Leon C. Negruzzi (June 5, 1840 - July 15/16, 1890) was a Moldavian, later Romanian politician and writer.

Born in Iași, he was the first child of Constantin Negruzzi. He began his education at Academia Mihăileană, but completed high school in Berlin, where he was sent with his brother Iacob in 1853. He wanted to study medicine at Berlin University, but was too revolted by the anatomical dissections, and switched to philosophy and law. He attended lectures at Berlin and Vienna, but did not graduate. He returned home in 1864, where he was named a judge at the Iași tribunal. He gradually advanced to become a member of the appeals court as well as general prosecutor. A member of the Conservative Party, he was Prefect of Iași County under the Lascăr Catargiu government (1871-1876), resuming this office in March 1888. He also served as mayor of Iași, as deputy and as senator. Near the end of his life, he was administrator of Sfântul Spiridon Hospital. He died at the family estate in Hermeziu village.

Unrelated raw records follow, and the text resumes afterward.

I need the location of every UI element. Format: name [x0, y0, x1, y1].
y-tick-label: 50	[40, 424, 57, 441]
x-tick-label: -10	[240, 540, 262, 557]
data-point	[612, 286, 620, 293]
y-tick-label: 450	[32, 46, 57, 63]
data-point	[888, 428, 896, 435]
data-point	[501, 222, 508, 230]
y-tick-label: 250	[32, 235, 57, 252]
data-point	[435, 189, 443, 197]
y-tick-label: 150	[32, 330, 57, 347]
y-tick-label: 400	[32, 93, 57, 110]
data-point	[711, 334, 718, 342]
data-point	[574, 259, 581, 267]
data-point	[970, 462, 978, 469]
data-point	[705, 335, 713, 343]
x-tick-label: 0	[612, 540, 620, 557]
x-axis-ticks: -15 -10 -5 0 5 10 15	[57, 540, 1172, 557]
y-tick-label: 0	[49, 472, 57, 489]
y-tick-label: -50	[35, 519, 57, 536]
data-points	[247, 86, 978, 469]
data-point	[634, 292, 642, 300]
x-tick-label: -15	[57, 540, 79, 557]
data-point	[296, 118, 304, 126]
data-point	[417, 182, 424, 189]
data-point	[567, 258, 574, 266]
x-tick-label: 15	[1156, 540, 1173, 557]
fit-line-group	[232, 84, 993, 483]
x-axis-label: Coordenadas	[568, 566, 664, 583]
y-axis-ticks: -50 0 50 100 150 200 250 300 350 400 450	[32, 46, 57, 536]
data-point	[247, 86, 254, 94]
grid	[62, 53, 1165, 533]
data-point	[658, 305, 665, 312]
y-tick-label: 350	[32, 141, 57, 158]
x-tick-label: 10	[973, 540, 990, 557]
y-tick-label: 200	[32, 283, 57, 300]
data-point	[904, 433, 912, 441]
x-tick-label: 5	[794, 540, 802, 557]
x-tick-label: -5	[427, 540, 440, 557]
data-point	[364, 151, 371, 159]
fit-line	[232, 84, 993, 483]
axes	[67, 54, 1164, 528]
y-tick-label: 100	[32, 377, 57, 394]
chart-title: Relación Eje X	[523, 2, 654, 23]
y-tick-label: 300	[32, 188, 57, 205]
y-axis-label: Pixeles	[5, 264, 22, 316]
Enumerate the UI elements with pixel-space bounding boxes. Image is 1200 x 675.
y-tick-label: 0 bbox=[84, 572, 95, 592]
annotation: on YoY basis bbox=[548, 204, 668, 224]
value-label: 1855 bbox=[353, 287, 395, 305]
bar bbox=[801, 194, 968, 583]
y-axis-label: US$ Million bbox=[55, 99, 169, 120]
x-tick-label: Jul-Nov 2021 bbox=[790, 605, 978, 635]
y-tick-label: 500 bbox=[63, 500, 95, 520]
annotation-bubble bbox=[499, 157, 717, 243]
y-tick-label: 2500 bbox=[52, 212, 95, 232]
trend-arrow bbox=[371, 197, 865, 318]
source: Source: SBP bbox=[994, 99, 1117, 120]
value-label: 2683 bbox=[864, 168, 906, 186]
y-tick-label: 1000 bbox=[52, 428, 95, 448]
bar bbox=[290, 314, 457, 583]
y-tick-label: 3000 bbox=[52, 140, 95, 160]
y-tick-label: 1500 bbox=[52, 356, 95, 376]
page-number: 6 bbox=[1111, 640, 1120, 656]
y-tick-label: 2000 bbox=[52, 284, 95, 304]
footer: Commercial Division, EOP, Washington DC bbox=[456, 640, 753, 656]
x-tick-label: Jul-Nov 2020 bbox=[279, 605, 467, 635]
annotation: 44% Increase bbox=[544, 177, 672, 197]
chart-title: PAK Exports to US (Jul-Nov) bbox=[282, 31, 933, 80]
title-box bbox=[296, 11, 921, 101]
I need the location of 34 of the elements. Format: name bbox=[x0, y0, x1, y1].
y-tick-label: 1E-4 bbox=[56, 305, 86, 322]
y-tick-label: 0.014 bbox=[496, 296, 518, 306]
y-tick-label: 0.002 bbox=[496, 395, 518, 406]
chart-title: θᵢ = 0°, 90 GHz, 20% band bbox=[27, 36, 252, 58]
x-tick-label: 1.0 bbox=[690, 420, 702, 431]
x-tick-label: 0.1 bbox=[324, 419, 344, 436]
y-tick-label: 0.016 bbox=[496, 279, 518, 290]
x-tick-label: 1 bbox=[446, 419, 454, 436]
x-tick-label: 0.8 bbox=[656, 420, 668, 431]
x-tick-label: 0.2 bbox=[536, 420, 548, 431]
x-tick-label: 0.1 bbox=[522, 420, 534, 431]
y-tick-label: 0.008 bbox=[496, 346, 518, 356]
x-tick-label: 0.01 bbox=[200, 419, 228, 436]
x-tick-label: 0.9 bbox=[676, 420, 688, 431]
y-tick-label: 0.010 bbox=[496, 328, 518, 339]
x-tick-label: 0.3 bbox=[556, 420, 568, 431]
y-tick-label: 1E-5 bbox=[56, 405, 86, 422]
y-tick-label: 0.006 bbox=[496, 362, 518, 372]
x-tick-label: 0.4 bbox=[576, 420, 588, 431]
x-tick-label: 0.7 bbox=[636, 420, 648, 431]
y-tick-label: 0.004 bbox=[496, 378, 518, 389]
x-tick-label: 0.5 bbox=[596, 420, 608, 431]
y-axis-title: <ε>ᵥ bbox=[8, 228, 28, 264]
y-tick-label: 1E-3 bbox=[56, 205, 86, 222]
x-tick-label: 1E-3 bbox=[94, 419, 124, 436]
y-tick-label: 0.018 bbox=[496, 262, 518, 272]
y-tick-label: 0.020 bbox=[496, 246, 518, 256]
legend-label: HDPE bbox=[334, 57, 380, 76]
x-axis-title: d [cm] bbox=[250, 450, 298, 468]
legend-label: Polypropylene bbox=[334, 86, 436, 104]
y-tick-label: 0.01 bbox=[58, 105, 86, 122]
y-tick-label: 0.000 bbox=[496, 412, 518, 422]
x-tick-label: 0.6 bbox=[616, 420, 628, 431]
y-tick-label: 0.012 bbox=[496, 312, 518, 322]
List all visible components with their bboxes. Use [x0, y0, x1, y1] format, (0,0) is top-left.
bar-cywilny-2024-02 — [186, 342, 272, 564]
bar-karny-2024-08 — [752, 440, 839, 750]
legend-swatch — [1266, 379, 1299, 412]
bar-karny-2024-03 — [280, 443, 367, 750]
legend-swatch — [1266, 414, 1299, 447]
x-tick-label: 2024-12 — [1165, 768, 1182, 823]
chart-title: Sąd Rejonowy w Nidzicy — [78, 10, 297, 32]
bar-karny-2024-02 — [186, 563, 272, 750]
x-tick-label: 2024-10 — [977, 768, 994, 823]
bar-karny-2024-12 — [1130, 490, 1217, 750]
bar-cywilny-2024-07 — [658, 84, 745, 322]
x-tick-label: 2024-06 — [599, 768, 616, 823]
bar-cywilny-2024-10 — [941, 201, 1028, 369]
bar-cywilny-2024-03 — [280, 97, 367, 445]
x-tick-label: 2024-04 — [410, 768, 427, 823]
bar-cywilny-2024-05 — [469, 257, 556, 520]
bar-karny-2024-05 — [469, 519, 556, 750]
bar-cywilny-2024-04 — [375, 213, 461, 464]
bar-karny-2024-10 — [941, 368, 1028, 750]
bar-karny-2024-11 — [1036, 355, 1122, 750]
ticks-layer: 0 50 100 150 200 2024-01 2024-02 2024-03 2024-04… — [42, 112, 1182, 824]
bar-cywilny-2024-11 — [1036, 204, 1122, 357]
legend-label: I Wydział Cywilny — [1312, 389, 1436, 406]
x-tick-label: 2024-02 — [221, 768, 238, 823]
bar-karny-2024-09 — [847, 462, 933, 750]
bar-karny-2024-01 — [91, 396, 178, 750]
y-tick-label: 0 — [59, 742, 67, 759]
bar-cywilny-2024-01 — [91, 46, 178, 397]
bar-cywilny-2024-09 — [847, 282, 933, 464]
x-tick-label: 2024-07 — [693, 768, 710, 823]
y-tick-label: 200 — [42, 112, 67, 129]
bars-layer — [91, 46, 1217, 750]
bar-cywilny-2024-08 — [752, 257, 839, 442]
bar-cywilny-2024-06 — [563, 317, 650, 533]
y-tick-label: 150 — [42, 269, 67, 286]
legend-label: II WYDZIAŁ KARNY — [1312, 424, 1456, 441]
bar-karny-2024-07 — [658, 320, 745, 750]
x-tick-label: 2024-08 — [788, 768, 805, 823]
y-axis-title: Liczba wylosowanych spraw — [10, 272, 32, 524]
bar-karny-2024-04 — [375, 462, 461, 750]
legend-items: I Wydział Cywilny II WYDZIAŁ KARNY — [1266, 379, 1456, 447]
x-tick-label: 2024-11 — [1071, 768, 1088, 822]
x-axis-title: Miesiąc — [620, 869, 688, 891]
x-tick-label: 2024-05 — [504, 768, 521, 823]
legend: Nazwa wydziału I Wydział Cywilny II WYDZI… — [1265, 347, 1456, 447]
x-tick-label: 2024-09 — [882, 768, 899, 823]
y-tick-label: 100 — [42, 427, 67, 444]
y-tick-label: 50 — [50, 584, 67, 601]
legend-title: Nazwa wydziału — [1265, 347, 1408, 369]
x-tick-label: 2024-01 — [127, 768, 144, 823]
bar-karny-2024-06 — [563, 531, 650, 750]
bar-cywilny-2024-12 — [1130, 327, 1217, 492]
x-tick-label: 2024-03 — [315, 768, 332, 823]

Also interested in literature, he belonged to the cultural milieu surrounding Junimea and Convorbiri Literare, which his brother edited. He wrote six novellas: Vântul soartei (1867), Evreica (1868-1869), O răzbunare (1874), Țiganca (1877), Serghie Pavlovici (1881) and Osândiții (1881-1882). All appeared in his brother's magazine, and were judged by Titu Maiorescu as "distinguished neither by the originality of their concept nor through their style". He had five daughters and two sons.